What is the difference between UI mode and Trace Viewer?
UI mode is a live test runner for local authoring: you can run, watch, and re-run tests with instant feedback. Trace Viewer is a post-mortem viewer that opens a trace.zip from a run that already finished, usually in CI. They share the same timeline, DOM snapshots, and tabs, but Trace Viewer cannot run or watch tests — it only replays a recording.
How does Pick locator generate selectors in Playwright?
Click the Pick locator button above the DOM snapshot, then hover elements in the snapshot. Playwright generates a locator for each, preferring resilient, user-facing options in order: role, label, placeholder, text, then test id. Clicking an element drops the suggested locator into the input to copy into your test — for example getByRole('button', { name: 'Checkout' }) instead of a brittle CSS chain.
Why isn't my test re-running when I save in watch mode?
Confirm the eye icon is actually toggled on for that test or file — watching is per-node, not global. Also make sure you're editing a file the test depends on; watch is dependency-aware, so an unrelated file won't trigger a re-run.

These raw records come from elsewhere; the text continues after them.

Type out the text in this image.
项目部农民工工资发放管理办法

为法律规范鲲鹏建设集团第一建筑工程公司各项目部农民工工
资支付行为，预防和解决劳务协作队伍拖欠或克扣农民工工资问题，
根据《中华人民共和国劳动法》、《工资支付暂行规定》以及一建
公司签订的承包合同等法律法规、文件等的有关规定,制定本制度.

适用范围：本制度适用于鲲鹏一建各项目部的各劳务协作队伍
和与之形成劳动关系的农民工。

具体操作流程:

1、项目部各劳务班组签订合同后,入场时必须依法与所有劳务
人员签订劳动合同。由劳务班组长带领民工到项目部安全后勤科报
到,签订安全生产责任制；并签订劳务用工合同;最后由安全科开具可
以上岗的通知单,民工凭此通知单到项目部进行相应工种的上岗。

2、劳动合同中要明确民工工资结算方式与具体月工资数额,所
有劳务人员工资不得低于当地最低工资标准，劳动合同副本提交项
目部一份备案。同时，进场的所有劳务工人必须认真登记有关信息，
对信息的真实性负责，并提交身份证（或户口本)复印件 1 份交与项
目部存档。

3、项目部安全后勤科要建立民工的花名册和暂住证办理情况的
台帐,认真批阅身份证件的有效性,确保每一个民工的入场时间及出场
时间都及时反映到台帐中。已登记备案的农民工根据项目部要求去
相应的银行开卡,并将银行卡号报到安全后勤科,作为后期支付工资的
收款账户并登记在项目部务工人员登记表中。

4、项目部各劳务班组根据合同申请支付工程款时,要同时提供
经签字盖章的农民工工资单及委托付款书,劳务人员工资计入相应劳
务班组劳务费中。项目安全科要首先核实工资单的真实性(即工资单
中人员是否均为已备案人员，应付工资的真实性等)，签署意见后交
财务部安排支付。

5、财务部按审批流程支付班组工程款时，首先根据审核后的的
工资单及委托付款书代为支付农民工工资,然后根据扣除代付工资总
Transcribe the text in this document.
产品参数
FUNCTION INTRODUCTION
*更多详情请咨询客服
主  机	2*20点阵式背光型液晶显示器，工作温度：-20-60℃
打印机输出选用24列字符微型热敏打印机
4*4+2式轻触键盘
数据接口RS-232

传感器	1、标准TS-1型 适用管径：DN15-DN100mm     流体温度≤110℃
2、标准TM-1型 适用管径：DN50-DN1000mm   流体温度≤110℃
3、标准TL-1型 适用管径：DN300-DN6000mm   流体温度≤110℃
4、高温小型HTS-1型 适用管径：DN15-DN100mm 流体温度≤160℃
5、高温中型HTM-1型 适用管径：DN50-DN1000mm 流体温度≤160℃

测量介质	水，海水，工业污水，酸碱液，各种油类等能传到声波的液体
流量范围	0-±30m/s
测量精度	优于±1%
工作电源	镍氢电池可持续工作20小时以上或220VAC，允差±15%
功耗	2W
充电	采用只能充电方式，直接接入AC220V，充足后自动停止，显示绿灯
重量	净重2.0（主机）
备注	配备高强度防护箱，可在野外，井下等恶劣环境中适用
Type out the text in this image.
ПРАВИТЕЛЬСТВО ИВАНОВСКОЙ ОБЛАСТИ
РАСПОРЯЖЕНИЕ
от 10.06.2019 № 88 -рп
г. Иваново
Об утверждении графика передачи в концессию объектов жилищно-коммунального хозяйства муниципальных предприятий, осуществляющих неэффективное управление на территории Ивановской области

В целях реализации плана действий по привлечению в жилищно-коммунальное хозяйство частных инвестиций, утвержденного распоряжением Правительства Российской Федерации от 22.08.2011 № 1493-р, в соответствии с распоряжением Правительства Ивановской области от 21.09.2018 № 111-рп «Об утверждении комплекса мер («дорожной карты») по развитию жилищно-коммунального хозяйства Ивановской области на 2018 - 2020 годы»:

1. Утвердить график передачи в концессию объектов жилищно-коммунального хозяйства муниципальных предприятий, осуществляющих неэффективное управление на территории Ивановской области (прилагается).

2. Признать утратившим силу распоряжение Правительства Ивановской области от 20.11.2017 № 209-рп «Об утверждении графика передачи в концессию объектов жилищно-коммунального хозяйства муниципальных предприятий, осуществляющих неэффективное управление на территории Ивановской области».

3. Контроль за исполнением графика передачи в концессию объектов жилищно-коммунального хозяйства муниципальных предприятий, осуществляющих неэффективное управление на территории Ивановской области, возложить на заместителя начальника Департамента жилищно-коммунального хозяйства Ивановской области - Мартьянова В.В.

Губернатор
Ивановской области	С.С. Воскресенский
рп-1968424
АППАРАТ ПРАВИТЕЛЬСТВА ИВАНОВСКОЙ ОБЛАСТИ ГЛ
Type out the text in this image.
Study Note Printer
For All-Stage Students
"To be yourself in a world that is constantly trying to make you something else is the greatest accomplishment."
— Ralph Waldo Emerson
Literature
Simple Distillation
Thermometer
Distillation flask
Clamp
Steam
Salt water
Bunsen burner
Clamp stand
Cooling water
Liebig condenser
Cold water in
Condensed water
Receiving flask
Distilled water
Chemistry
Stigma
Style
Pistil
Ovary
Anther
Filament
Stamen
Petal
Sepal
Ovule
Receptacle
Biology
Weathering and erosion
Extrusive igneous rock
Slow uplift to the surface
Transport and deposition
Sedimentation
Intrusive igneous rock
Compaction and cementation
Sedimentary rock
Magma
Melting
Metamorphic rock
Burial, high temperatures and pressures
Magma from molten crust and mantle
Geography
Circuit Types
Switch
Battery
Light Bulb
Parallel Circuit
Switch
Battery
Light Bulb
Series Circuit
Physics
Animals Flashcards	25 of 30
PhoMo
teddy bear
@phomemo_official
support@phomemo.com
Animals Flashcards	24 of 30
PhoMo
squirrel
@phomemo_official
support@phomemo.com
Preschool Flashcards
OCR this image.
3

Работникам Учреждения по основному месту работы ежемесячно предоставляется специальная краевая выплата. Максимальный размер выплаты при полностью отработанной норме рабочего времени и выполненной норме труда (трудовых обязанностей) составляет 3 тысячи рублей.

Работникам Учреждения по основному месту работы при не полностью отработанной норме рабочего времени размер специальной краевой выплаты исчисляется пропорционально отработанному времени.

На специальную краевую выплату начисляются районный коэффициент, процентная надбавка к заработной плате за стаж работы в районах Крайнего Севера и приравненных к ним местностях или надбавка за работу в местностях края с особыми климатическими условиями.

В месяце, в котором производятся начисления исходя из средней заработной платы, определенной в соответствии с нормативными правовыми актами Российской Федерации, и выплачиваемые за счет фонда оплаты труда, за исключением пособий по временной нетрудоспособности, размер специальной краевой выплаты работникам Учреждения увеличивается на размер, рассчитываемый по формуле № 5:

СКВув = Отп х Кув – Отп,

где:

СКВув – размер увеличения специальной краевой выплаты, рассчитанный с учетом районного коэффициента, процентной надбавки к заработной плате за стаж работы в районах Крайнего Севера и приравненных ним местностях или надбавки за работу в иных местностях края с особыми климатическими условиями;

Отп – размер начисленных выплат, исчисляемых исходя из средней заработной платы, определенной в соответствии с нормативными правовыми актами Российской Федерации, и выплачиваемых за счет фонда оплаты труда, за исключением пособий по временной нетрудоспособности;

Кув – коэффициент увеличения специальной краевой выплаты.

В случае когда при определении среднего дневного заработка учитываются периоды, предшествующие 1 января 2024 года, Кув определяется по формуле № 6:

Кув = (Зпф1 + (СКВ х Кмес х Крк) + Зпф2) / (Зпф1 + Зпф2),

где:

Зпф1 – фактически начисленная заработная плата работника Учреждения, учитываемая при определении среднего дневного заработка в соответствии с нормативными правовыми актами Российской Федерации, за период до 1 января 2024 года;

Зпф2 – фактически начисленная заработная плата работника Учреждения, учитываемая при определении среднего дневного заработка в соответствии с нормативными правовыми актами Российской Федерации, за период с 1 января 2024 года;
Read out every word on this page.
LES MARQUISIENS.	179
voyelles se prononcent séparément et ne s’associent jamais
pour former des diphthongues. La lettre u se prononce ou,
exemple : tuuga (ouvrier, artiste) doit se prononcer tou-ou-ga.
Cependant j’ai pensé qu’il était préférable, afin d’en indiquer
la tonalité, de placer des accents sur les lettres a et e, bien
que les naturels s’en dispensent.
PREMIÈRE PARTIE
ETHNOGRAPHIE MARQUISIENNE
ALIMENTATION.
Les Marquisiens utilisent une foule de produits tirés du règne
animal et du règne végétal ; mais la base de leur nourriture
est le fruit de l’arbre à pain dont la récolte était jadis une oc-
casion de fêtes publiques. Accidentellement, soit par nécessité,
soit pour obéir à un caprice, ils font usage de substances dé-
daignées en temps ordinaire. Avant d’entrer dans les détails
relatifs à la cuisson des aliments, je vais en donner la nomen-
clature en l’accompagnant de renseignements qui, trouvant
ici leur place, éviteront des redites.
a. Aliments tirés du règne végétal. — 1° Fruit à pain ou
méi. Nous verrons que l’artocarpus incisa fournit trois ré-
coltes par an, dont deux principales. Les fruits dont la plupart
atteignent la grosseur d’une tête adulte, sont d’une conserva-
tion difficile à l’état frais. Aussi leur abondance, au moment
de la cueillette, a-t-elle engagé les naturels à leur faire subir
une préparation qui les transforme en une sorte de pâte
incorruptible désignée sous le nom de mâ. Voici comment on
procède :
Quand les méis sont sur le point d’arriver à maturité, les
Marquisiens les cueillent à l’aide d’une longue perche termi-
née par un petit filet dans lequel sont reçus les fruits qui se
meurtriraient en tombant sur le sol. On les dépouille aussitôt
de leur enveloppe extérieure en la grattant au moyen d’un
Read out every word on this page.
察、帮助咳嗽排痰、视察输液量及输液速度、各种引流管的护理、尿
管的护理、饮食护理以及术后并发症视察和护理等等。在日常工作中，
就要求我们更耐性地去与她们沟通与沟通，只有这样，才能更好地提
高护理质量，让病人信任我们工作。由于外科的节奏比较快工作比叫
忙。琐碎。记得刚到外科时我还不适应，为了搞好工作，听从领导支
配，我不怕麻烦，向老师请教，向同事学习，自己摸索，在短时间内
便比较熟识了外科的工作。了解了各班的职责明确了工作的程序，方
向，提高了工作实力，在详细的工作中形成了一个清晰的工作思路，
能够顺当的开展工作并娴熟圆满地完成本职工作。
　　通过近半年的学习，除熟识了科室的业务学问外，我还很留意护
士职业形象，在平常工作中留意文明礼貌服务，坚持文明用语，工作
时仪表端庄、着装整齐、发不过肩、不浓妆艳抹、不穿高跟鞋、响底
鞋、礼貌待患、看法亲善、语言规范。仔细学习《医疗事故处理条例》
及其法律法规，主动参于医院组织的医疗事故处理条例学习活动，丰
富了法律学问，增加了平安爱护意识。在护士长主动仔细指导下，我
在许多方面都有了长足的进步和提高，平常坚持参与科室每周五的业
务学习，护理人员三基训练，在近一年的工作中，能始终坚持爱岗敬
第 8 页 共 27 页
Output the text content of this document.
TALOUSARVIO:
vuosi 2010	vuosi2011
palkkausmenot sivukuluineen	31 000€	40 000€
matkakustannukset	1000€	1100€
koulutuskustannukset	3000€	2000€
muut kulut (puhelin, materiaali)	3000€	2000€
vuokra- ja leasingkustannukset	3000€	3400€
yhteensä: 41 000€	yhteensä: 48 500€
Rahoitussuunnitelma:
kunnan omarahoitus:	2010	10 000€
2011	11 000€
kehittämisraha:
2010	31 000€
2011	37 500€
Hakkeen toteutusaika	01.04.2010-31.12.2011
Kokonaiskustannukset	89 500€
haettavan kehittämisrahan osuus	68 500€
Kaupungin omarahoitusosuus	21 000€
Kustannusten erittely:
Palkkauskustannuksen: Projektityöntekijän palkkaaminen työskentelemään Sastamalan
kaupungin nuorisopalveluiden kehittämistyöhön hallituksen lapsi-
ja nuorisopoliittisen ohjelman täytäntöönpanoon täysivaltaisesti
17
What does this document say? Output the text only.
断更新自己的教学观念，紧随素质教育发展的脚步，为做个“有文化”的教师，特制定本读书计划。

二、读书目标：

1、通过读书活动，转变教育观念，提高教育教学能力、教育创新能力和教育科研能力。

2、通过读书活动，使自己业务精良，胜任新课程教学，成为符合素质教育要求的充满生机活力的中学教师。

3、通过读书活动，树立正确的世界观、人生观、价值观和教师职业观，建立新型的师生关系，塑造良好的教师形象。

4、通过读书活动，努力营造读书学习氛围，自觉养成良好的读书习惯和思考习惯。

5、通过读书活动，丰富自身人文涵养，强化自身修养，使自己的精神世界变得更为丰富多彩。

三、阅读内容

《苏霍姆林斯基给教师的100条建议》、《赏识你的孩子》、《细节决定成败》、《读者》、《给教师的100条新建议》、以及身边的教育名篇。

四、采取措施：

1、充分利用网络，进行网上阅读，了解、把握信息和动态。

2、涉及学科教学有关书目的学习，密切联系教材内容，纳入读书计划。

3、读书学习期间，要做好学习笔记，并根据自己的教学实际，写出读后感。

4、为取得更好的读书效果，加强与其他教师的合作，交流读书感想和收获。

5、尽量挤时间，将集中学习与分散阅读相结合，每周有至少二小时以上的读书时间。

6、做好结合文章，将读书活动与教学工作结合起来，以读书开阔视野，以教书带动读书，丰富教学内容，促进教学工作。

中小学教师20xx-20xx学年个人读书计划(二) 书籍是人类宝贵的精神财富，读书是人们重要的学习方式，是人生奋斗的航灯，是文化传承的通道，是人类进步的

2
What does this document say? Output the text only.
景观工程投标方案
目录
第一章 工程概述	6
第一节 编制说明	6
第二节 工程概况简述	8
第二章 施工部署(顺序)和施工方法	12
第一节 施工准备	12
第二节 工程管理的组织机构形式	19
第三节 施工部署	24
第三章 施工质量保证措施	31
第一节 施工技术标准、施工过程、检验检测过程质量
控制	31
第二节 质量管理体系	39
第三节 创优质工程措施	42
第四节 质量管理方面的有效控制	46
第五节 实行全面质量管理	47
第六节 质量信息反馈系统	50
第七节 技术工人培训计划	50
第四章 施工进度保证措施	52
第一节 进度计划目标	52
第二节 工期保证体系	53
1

If saves still do nothing, check that your editor is writing to disk (some "auto-save" setups debounce) and that no build error is blocking the runner.
Does UI mode show network requests and console logs?
Yes. Select any action and the Network tab lists every request that action made — method, status, timing, headers, and response body — while the Console tab shows the page's console.* output for that step. This makes UI mode ideal for debugging API-driven failures, since you can correlate a failed assertion with the exact backend call that returned a 500 or timed out.
Can I debug a single failing test without running the whole suite?
Absolutely. In the test tree, click the play button on just that test's row, or filter to the Failed chip after a run and run only the reds. You can also pre-scope UI mode from the CLI with a title grep (-g "login") or a file path. Pair a single-test run with watch mode for the tightest possible fix-and-verify loop.
Conclusion
Playwright UI mode collapses the write-run-debug cycle into one interactive surface: a filterable test tree, a time-travel timeline, real DOM snapshots, click-to-generate locators, and watch-on-save that re-runs the instant you hit save. Learn the tabs — especially Log and Network — and you'll diagnose most failures in seconds without ever adding a console.log. Keep UI mode for local work, lean on the Trace Viewer for CI failures, and drop to --debug only for stubborn timing bugs.